Nothing significant. Hydro works on the principal of massive quantities of water are cheap. Massive quantities will always need a lot of space.
They also often have a lifespan, even if it is generally a long one. The US is beginning to have to decommission a lot of dams across the country, because they have become a danger to towns downstream from them. And it's both not cheap and not usually viewed as necessary until one bursts and does a lot of damage.
Most dams in the US were built for flood control near towns, not power generation, so these old dams beginning to show faults is especially dangerous to people.

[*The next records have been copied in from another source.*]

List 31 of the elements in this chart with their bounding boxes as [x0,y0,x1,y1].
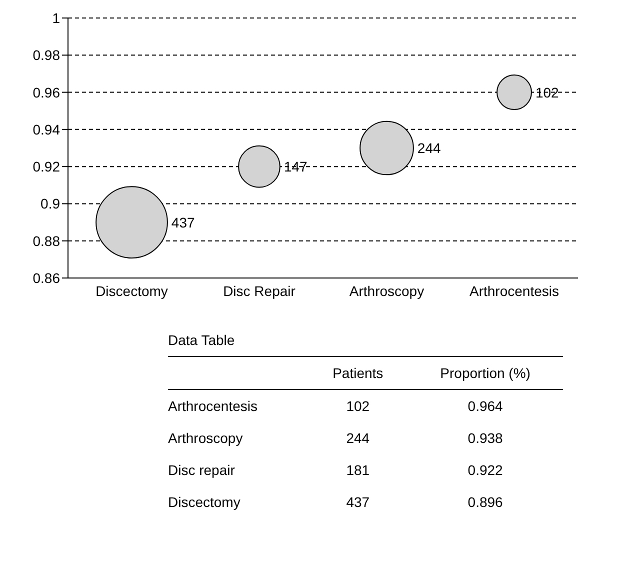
text: Proportion (%) [439,364,532,383]
y-tick-label: 0.96 [32,84,60,100]
y-tick-label: 0.86 [32,270,60,286]
y-tick-label: 0.98 [32,47,60,64]
text: Patients [332,364,384,383]
data-label: 244 [345,429,371,448]
data-label: 0.938 [466,429,504,448]
x-tick-label: Arthroscopy [349,282,424,299]
y-tick-label: 0.9 [40,196,60,212]
data-label: 437 [345,493,371,512]
x-tick-label: Disc Repair [223,282,296,299]
data-label: 244 [417,140,441,156]
category-label: Arthrocentesis [168,397,258,416]
data-label: 147 [284,158,308,175]
y-tick-label: 0.88 [32,232,60,249]
x-tick-label: Discectomy [96,282,168,299]
data-label: 0.964 [466,397,504,416]
category-label: Arthroscopy [168,429,244,448]
y-tick-label: 1 [52,10,60,26]
category-label: Discectomy [168,493,242,512]
text: Data Table [168,331,236,350]
x-tick-label: Arthrocentesis [470,282,559,299]
category-label: Disc repair [168,461,236,480]
y-tick-label: 0.94 [32,121,60,138]
data-label: 102 [535,84,560,100]
data-label: 181 [345,461,371,480]
data-label: 437 [171,214,196,230]
data-label: 0.922 [466,461,504,480]
data-label: 0.896 [466,493,504,512]
y-tick-label: 0.92 [32,158,60,175]
data-label: 102 [345,397,371,416]
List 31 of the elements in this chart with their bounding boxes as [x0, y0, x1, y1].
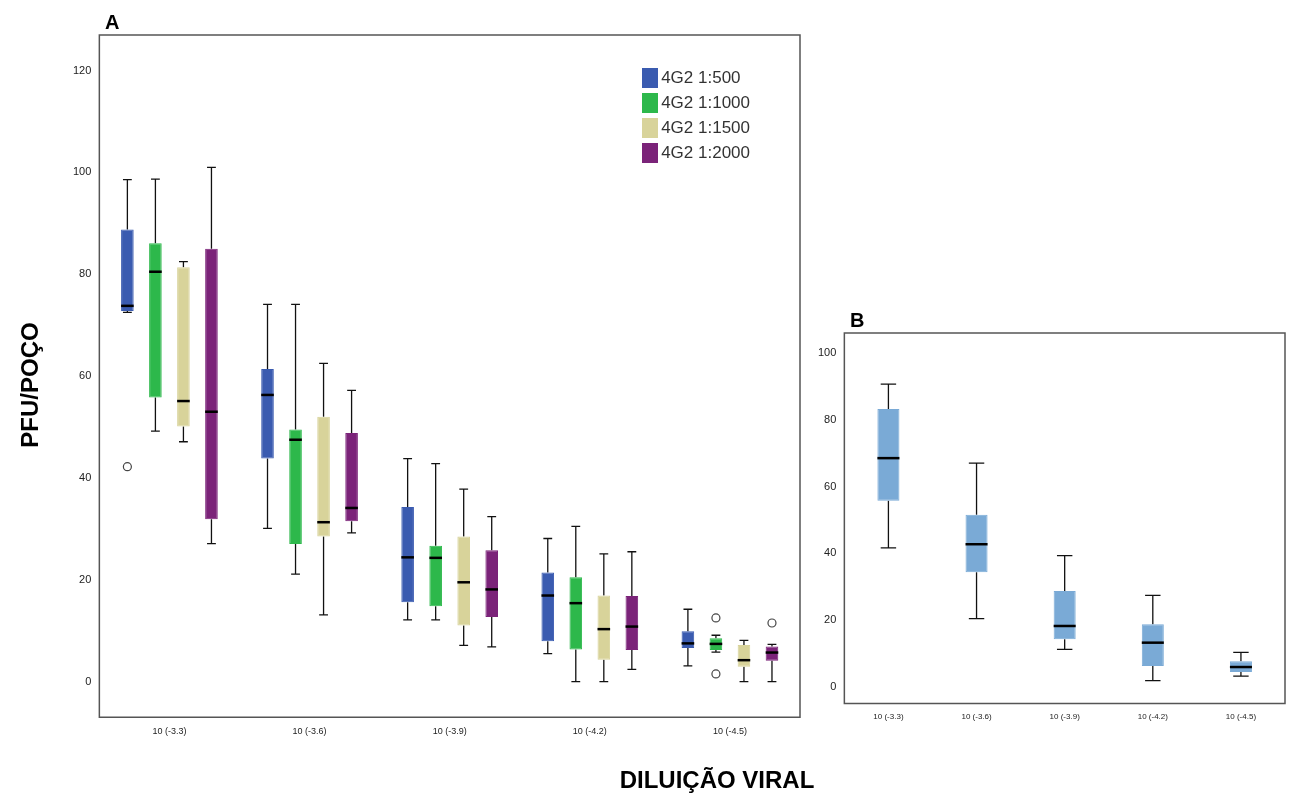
y-tick-label: 0 [85, 674, 92, 687]
legend-label: 4G2 1:500 [661, 67, 741, 88]
y-tick-label: 60 [79, 369, 92, 382]
x-tick-label: 10 (-4.5) [712, 726, 747, 737]
y-tick-label: 100 [72, 165, 92, 178]
x-axis-title: DILUIÇÃO VIRAL [619, 766, 815, 794]
y-tick-label: 100 [817, 346, 837, 359]
y-tick-label: 40 [824, 546, 837, 559]
x-tick-label: 10 (-3.3) [152, 726, 187, 737]
y-tick-label: 20 [824, 613, 837, 626]
chart-title: A [105, 11, 120, 34]
x-tick-label: 10 (-3.3) [873, 712, 904, 722]
legend-label: 4G2 1:1500 [661, 117, 750, 138]
y-tick-label: 80 [79, 267, 92, 280]
y-tick-label: 40 [79, 470, 92, 483]
x-tick-label: 10 (-4.5) [1225, 712, 1257, 722]
y-axis-title: PFU/POÇO [16, 322, 44, 448]
chart-title: B [850, 309, 865, 332]
x-tick-label: 10 (-3.9) [1049, 712, 1081, 722]
y-tick-label: 80 [824, 412, 837, 425]
legend-label: 4G2 1:2000 [661, 142, 750, 163]
y-tick-label: 60 [824, 479, 837, 492]
x-tick-label: 10 (-4.2) [572, 726, 607, 737]
x-tick-label: 10 (-4.2) [1137, 712, 1169, 722]
x-tick-label: 10 (-3.9) [432, 726, 467, 737]
y-tick-label: 120 [72, 63, 92, 76]
legend-label: 4G2 1:1000 [661, 92, 750, 113]
y-tick-label: 0 [830, 679, 837, 692]
x-tick-label: 10 (-3.6) [292, 726, 327, 737]
x-tick-label: 10 (-3.6) [961, 712, 992, 722]
y-tick-label: 20 [79, 572, 92, 585]
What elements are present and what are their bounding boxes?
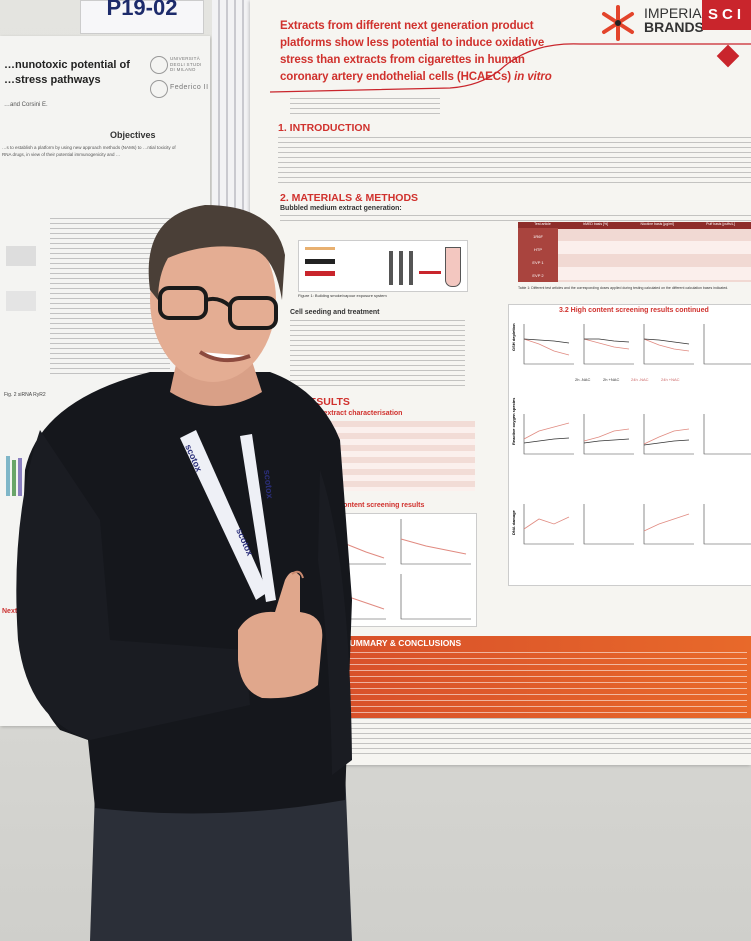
left-title-line2: …stress pathways	[4, 74, 101, 86]
table-1: Test article bMED basis [%] Nicotine bas…	[518, 222, 751, 282]
table-header-cell: Nicotine basis [µg/ml]	[640, 222, 674, 226]
poster-number-label: P19-02	[80, 0, 204, 34]
thumb	[291, 570, 304, 579]
legend-24h-minus-nac: 24h -NAC	[631, 377, 649, 382]
smile	[198, 350, 251, 363]
title-line2: platforms show less potential to induce …	[280, 37, 545, 49]
pants	[90, 770, 352, 941]
thumbs-up-hand	[238, 571, 323, 699]
imperial-brands-logo-icon	[602, 5, 634, 41]
legend-2h-plus-nac: 2h +NAC	[603, 377, 619, 382]
bar	[12, 460, 16, 496]
introduction-text	[278, 137, 751, 183]
table-header-cell: Puff basis [puffs/L]	[706, 222, 735, 226]
left-figure-label: Fig. 2 siRNA RyR2	[4, 392, 46, 398]
table-row-label: EVP 2	[532, 273, 544, 278]
cell-seeding-text	[290, 320, 465, 390]
conclusions-heading: SUMMARY & CONCLUSIONS	[344, 638, 462, 648]
objectives-text: …s to establish a platform by using new …	[2, 145, 176, 157]
poster-title: Extracts from different next generation …	[280, 18, 552, 86]
lanyard	[240, 434, 276, 602]
university-logo-text: Università degli Studi di Milano	[170, 56, 202, 72]
references-text	[340, 718, 751, 758]
table-row-label: HTP	[534, 247, 542, 252]
conclusions-text	[344, 652, 747, 714]
author-list	[290, 98, 440, 116]
bar	[6, 456, 10, 496]
legend-24h-plus-nac: 24h +NAC	[661, 377, 680, 382]
hair	[148, 205, 285, 300]
lanyard	[180, 430, 268, 600]
left-title-line1: …nunotoxic potential of	[4, 59, 130, 71]
table-header-cell: Test article	[534, 222, 551, 226]
figure-1-exposure-system	[298, 240, 468, 292]
legend-2h-minus-nac: 2h -NAC	[575, 377, 590, 382]
brand-name: IMPERIAL BRANDS	[644, 6, 709, 34]
sci-badge: SCI	[702, 0, 751, 30]
table-header-cell: bMED basis [%]	[583, 222, 609, 226]
left-figure-thumb	[6, 246, 36, 266]
title-line4: coronary artery endothelial cells (HCAEC…	[280, 71, 511, 83]
left-figure-thumb	[6, 291, 36, 311]
poster-number: P19-02	[106, 0, 178, 20]
results-subheading-1: 3.1 bMED extract characterisation	[290, 410, 403, 417]
right-poster: Extracts from different next generation …	[250, 0, 751, 765]
results-subheading-2: 3.2 High content screening results	[310, 502, 425, 509]
objectives-heading: Objectives	[110, 130, 156, 140]
brand-line2: BRANDS	[644, 19, 704, 35]
bar	[18, 458, 22, 496]
federico-logo-text: Federico II	[170, 84, 209, 91]
lanyard-text: scotox	[262, 469, 275, 499]
arm	[16, 430, 250, 740]
results-continued-heading: 3.2 High content screening results conti…	[559, 307, 709, 314]
glasses-icon	[158, 286, 278, 330]
university-logo-icon	[150, 56, 168, 74]
left-poster-title: …nunotoxic potential of …stress pathways	[4, 58, 130, 88]
summary-conclusions-band: SUMMARY & CONCLUSIONS	[340, 636, 751, 718]
table-row-labels	[518, 228, 558, 282]
title-italic: in vitro	[514, 71, 552, 83]
section-introduction: 1. INTRODUCTION	[278, 122, 371, 134]
title-swoosh	[269, 43, 751, 93]
title-line3: stress than extracts from cigarettes in …	[280, 54, 525, 66]
title-line1: Extracts from different next generation …	[280, 20, 534, 32]
federico-logo-icon	[150, 80, 168, 98]
methods-text	[280, 215, 751, 225]
table-header	[518, 222, 751, 229]
table-row-label: 1R6F	[533, 234, 543, 239]
hcs-results-continued-panel: 3.2 High content screening results conti…	[508, 304, 751, 586]
brand-line1: IMPERIAL	[644, 5, 710, 21]
left-authors: …and Corsini E.	[4, 102, 48, 108]
hcs-mini-plots: 2h -NAC 2h +NAC 24h -NAC 24h +NAC	[523, 324, 751, 545]
left-body-text	[50, 218, 170, 378]
figure-1-caption: Figure 1: Building smoke/vapour exposure…	[298, 293, 387, 298]
methods-subheading: Bubbled medium extract generation:	[280, 205, 402, 212]
section-methods: 2. MATERIALS & METHODS	[280, 192, 419, 204]
arm	[318, 470, 352, 775]
table-row-label: EVP 1	[532, 260, 544, 265]
table-1-caption: Table 1: Different test articles and the…	[518, 286, 729, 290]
cell-seeding-heading: Cell seeding and treatment	[290, 309, 380, 316]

Here's my favourite Practical Enginerring on the failure of the Orville Dam spillway: https://youtu.be/jxNM4DGBRMU?si=O6T91xjCgxH7demP
Very interesting. Thank you.
Minor mitigations at best. Those environmental impact studies aren't about finding a way to cause no interruption to nature, they are about acceptable losses determined by pro-dam lobbyists if any regulations exist at all. But these are the exact kind of laws both Democrats and Republicans have been gutting for decades in favour of small government.
Turning a river into a lake is not good for river dependant life. Blocking half of it behind a wall is terrible. Fish ladders are not a replacement for open river, it will only save an "acceptable" fraction of some species like salmon, not allow full passage of all life in the ecosystem.